Why Virginia Needs Charter Schools
In opposing charter school expansion in Virginia, the Virginia Education Association's Kitty J. Boitnott suggested researching why charter schools work in some places and not others ["Charter Schools Aren't the Solution for Virginia," Close to Home, July 12].
Actually, research shows that the states with the most charter schools have either multiple authorizers or a strong appeals process; states with the fewest charters allow only local school boards to approve charters. In short, the way to stifle innovative and effective charters has been to allow only one authorizer -- exactly what the VEA advocates.
Particularly disappointing was Ms. Boitnott's preoccupation with arguing what's best for bureaucracies, rather than what's best for kids.

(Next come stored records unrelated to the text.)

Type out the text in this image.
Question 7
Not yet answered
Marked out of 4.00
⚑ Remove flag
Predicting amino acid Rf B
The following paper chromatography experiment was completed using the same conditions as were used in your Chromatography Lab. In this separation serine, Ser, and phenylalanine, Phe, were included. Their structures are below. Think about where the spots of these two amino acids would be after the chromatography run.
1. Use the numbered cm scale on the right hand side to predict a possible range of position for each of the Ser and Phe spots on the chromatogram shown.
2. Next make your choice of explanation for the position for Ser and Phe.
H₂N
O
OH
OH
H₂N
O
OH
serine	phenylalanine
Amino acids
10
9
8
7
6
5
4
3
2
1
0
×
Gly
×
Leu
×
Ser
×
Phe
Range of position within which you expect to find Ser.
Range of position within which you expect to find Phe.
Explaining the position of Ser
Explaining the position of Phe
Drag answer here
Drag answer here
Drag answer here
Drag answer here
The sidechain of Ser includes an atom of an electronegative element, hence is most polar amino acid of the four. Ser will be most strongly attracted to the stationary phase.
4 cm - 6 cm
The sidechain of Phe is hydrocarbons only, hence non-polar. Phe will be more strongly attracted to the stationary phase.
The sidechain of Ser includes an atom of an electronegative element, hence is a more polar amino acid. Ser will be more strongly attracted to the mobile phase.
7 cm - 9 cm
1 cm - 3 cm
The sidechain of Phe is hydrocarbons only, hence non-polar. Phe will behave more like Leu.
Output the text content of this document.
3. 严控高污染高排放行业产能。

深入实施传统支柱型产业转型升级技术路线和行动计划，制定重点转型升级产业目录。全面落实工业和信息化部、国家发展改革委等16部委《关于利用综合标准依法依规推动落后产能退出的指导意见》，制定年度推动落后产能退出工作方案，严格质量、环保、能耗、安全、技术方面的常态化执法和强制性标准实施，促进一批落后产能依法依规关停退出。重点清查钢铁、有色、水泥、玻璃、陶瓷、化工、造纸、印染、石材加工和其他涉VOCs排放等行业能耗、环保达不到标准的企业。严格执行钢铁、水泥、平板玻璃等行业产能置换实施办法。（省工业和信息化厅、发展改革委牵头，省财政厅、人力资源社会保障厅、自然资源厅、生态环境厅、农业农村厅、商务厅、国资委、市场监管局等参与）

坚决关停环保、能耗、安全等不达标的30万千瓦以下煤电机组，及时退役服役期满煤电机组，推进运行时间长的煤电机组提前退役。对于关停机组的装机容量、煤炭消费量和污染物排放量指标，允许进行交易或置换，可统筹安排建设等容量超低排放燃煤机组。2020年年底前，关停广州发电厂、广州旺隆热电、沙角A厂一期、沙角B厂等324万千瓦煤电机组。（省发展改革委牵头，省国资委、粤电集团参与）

She cited a recent Rand study but ignored its conclusion that charter high school students are eight to 10 percentage points more likely to enroll in college than their traditional public school counterparts.
Last year, more than 17,000 Virginians did not graduate on time. Among at-risk students, nearly 30 percent of students disappeared between ninth and 12th grades. In places such as Petersburg, more than 40 percent of all students dropped out.
Quality charter schools have demonstrated effectiveness in helping those students succeed. Shouldn't the teachers union focus on bringing quality charters into the commonwealth, rather than finding new excuses to keep them out?